Don't hide health: menstruation marches down an unhealthy path
The menstruation period’s definition is the process in a person with uterus and ovaries discharging blood and other materials from the lining of the uterus at intervals of about one lunar month from puberty until menopause, except during pregnancy.
In many cultures, talking about the menstruation process is often taboo, either discussed in secret or not discussed at all. For example, in China, many students are compelled to hide their menstruation products when they ask the teacher for a bathroom break. For this reason, people are often uneducated about the effect of menstruation on the human body, making some wrong assumptions. The discussion on menstruation is not only essential for those with menstruation to have a better idea of healthy choices to make during their periods but is also an important conversation in breaking down barriers. Also, contrary to popular belief, period blood is not more dirty than normal blood; it contains blood, uterine tissue, mucus lining, bacteria, and nothing else. However, it is important to make sure the used menstrual products are wrapped properly before being thrown into the trash.
According to the National Health Service (NHS), certain symptoms occur in some people before their menstrual cycle, known as PMS (premenstrual syndrome).
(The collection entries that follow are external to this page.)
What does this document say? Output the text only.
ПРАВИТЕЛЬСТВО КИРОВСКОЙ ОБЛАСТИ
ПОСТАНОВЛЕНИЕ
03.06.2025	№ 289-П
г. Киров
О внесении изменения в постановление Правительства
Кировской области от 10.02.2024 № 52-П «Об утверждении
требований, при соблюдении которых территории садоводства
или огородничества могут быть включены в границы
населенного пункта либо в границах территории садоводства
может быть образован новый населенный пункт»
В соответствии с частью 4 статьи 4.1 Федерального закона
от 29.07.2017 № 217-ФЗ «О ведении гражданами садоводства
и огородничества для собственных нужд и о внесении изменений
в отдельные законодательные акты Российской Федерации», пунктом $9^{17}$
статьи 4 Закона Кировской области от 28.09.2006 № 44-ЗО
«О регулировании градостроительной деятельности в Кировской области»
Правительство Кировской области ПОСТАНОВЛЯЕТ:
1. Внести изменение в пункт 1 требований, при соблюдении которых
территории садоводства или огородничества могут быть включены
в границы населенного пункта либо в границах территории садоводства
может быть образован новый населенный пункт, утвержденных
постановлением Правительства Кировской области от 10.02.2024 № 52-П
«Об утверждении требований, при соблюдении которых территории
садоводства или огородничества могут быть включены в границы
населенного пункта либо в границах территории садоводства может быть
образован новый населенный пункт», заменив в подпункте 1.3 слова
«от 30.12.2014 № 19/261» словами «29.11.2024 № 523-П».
It is when a person has mood and body changes before or during their period. The cause of PMS is still unknown, yet theories connect it to the changes in hormones during the menstrual cycle. Those symptoms include:
spotty skin or greasy hair
loss of interest in sex
These symptoms usually improve when the period starts and disappear a few days afterward. Not all people who have periods get PMS; the symptoms vary greatly within different individuals, some may only get a few cramps here and there, while others may get so much pain from their periods that they are forced to stay in bed. Therefore, it is incorrect to assume that certain people would be able to “tough it out” during their periods because others seem to take their periods easier.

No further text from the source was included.